Immerse yourself in a new kind of Toronto

Anishinaabe artist Lisa Jackson brings a striking vision to life in her VR work, Biidaaban.

Imagine a Toronto where the concrete is overgrown with lush and thick flora, where the stretch that was once home to the King Street Pilot Project is now a tributary where the locals canoe to work, where vegetables grow on rooftops, where urban life has been remixed, remodelled, reimagined.

That’s the (virtual) reality brought to life in Biidaaban: First Light. The new VR experience, created by Anishinaabe VR artist and filmmaker Lisa Jackson and 3D artist Matthew Borrett, puts the user in a new Toronto, one envisioned by Jackson as a city reclaimed by nature.

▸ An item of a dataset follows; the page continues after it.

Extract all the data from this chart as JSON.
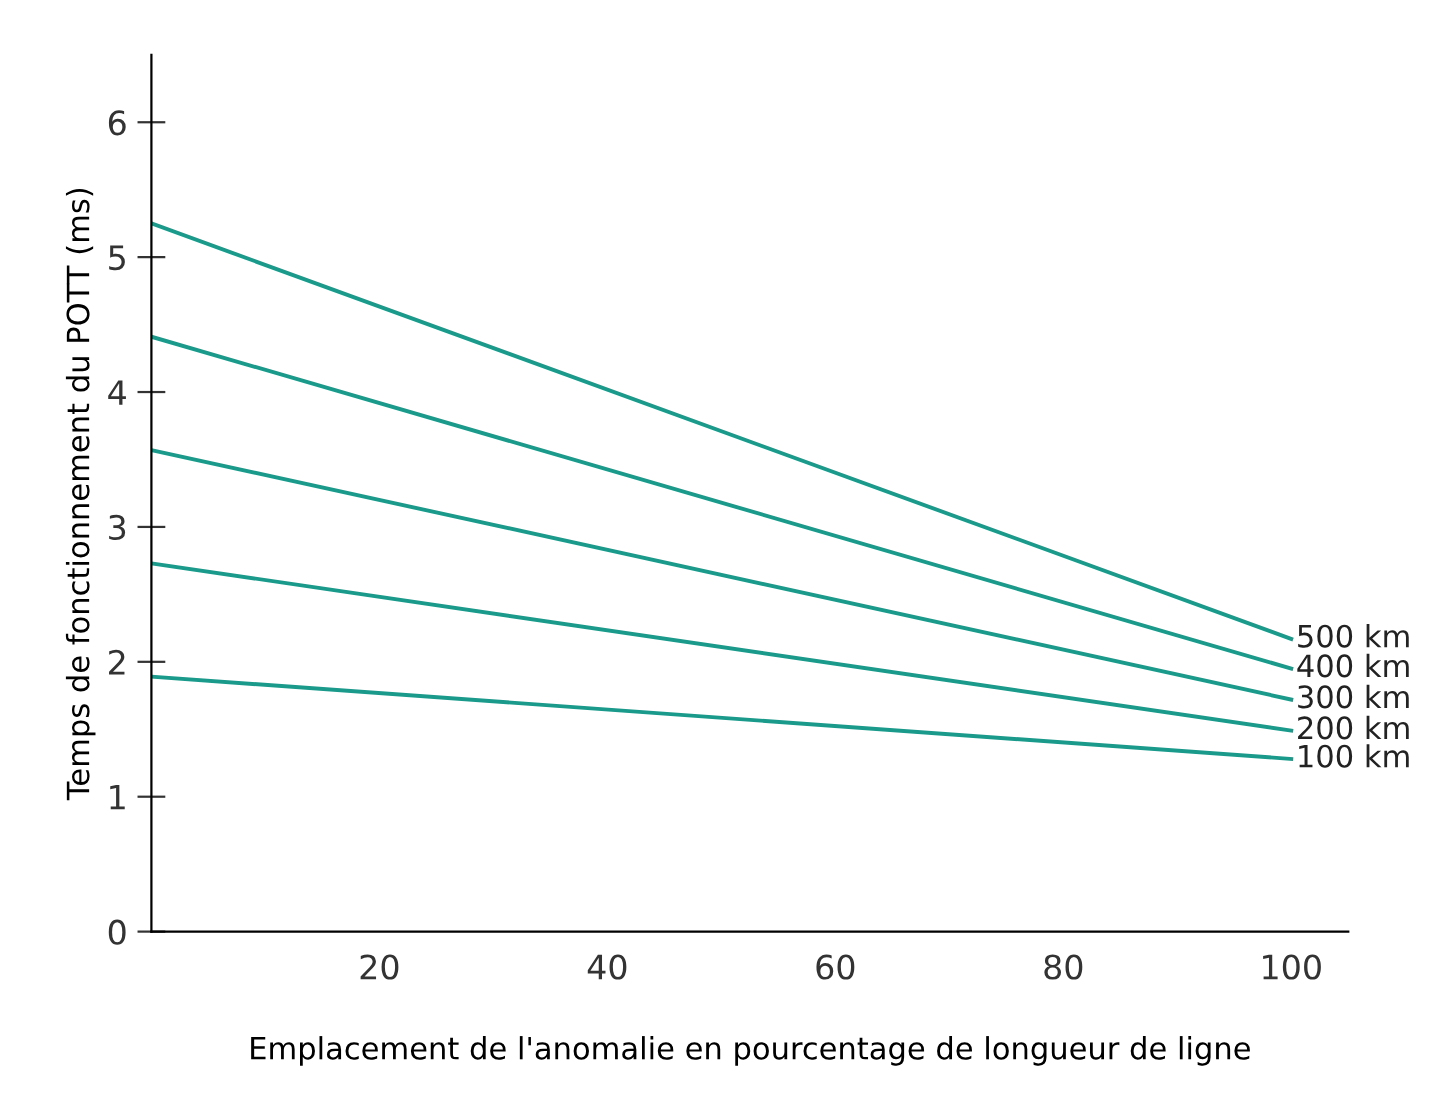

The goal is to prompt people to consider their place in history, which helps them determine their role in the future.

In this new Toronto (originally known as Tkaronto), one can hear the languages that were originally spoken in the area, as well as reading the written text of the Wendat, Kanien’kehá:ka (Mohawk) and Anishinaabe (Ojibway), not only gaining further insight into the land’s first peoples and their thought systems, but also increasing their appreciation for Indigenous languages and their risk of disappearing.

The experience premieres tomorrow night in Toronto at Nathan Phillips Square in a custom-built installation. Up to five people can don VR headsets at once and explore the reimagined setting, which includes both Nathan Phillips Square and Osgoode Subway Station. The film will be showcased until Sept. 24.